- Chopoqlu Location within Iran
- Coordinates: 37°30′48″N 47°30′57″E﻿ / ﻿37.51333°N 47.51583°E
- Country: Iran
- Province: East Azerbaijan
- County: Torkamanchay
- District: Sowmaeh
- Rural District: Gavineh Rud

Population (2016)
- • Total: 68
- Time zone: UTC+3:30 (IRST)

= Chopoqlu, Torkamanchay =

Village in East Azerbaijan province, Iran

Chopoqlu (چپقلو) (Note: Also romanized as Chapqolu and Chapqolū) is a village in Gavineh Rud Rural District of Sowmaeh District in Torkamanchay County, East Azerbaijan province, Iran.

==Demographics==
===Population===
At the time of the 2006 National Census, the village's population was 79 in 20 households, when it was in Barvanan-e Sharqi Rural District of Torkamanchay District (Note: Renamed the Central District of Torkamanchay County) in Mianeh County.

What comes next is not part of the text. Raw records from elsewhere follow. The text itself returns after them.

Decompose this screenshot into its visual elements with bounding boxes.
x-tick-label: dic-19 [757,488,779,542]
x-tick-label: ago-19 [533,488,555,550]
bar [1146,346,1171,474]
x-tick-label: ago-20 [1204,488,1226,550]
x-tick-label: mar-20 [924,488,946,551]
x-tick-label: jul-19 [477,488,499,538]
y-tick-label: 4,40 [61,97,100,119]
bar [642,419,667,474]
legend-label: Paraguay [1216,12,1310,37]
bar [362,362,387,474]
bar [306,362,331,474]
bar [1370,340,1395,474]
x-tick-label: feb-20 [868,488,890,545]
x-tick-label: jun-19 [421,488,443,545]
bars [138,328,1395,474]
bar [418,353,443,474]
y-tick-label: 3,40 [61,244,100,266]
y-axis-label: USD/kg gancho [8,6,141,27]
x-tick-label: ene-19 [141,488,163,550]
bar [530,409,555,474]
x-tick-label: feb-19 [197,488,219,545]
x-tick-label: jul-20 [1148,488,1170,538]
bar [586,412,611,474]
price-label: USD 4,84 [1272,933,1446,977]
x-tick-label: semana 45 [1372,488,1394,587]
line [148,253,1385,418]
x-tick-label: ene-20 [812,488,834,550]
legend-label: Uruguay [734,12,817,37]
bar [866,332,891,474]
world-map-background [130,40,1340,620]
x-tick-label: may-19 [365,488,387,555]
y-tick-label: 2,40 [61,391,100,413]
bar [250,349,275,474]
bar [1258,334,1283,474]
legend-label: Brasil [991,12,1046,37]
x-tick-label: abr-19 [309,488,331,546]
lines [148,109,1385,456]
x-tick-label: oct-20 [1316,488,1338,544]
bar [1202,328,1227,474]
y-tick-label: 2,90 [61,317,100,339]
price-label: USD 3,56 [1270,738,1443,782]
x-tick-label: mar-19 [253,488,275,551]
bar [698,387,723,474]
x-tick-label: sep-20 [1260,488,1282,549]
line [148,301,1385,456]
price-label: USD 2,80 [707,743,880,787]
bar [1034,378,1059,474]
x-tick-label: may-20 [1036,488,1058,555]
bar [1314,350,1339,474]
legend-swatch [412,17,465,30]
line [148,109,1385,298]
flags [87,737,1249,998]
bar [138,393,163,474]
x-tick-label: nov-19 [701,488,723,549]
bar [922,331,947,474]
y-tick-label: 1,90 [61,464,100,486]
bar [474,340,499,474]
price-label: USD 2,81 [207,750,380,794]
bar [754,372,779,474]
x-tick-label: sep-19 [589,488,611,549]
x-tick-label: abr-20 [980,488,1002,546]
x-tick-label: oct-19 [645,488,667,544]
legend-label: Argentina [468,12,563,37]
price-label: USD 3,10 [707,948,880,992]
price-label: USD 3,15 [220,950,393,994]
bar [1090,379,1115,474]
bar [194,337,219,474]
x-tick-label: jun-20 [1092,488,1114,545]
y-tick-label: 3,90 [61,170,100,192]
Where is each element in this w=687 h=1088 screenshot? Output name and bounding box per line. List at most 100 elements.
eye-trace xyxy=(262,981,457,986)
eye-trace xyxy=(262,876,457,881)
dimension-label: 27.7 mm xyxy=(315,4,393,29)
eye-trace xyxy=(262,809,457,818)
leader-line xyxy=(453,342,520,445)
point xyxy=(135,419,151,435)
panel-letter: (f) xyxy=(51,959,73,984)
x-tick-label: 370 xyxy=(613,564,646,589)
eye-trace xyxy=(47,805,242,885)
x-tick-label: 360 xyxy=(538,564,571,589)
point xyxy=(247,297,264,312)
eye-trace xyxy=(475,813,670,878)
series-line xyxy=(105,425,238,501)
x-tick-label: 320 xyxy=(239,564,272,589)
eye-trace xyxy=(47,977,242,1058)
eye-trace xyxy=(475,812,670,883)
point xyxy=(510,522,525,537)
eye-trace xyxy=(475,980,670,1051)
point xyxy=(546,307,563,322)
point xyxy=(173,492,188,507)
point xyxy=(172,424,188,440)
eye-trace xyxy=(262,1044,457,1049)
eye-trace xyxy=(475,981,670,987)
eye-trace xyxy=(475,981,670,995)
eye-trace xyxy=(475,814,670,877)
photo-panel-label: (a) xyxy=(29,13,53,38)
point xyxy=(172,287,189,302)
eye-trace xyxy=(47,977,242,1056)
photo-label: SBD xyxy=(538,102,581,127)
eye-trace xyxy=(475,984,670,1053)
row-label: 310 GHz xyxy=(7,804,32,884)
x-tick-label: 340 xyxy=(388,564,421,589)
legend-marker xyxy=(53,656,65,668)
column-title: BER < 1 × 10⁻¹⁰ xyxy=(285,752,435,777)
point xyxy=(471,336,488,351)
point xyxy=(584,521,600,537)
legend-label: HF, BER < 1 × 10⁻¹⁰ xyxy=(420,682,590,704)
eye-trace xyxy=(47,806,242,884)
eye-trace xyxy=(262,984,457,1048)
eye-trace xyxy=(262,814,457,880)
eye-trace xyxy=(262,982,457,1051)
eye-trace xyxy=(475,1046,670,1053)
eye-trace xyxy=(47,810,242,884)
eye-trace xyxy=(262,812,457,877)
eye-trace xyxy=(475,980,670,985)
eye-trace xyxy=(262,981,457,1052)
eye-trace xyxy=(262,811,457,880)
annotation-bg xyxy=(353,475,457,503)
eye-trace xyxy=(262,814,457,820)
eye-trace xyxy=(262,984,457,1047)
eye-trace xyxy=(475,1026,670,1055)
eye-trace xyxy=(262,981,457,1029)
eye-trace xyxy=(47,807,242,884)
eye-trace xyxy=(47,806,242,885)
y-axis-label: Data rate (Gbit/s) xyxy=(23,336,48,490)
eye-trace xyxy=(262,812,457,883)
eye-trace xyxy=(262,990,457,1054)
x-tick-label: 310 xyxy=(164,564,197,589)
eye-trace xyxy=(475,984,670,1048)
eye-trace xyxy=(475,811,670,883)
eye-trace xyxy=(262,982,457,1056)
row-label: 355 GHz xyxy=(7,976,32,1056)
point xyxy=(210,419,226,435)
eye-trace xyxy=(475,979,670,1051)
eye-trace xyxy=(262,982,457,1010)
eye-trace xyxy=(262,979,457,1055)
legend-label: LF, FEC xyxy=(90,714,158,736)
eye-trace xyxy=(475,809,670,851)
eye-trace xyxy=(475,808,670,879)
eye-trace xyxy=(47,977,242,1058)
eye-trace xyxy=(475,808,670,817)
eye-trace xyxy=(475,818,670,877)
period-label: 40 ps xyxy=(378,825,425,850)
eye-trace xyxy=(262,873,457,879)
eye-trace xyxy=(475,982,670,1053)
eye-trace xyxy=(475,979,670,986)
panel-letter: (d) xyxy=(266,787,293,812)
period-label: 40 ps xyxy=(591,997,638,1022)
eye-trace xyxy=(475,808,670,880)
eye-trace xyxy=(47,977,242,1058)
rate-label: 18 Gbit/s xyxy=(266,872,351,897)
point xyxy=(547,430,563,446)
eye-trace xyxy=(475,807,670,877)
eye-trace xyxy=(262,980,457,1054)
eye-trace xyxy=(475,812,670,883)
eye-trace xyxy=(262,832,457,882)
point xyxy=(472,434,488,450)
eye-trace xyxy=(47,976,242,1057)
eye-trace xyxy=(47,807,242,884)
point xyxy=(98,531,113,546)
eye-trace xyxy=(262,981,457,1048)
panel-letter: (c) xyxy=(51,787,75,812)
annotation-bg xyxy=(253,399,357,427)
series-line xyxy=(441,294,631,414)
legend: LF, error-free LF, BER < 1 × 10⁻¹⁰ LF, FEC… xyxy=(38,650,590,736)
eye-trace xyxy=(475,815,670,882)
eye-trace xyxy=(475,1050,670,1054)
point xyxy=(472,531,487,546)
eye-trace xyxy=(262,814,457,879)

The following census in 2011 counted 20 people in seven households. The 2016 census measured the population of the village as 68 people in 24 households.

In 2024, the district was separated from the county in the establishment of Torkamanchay County and renamed the Central District. Chopoqlu was transferred to Gavineh Rud Rural District created in the new Sowmaeh District.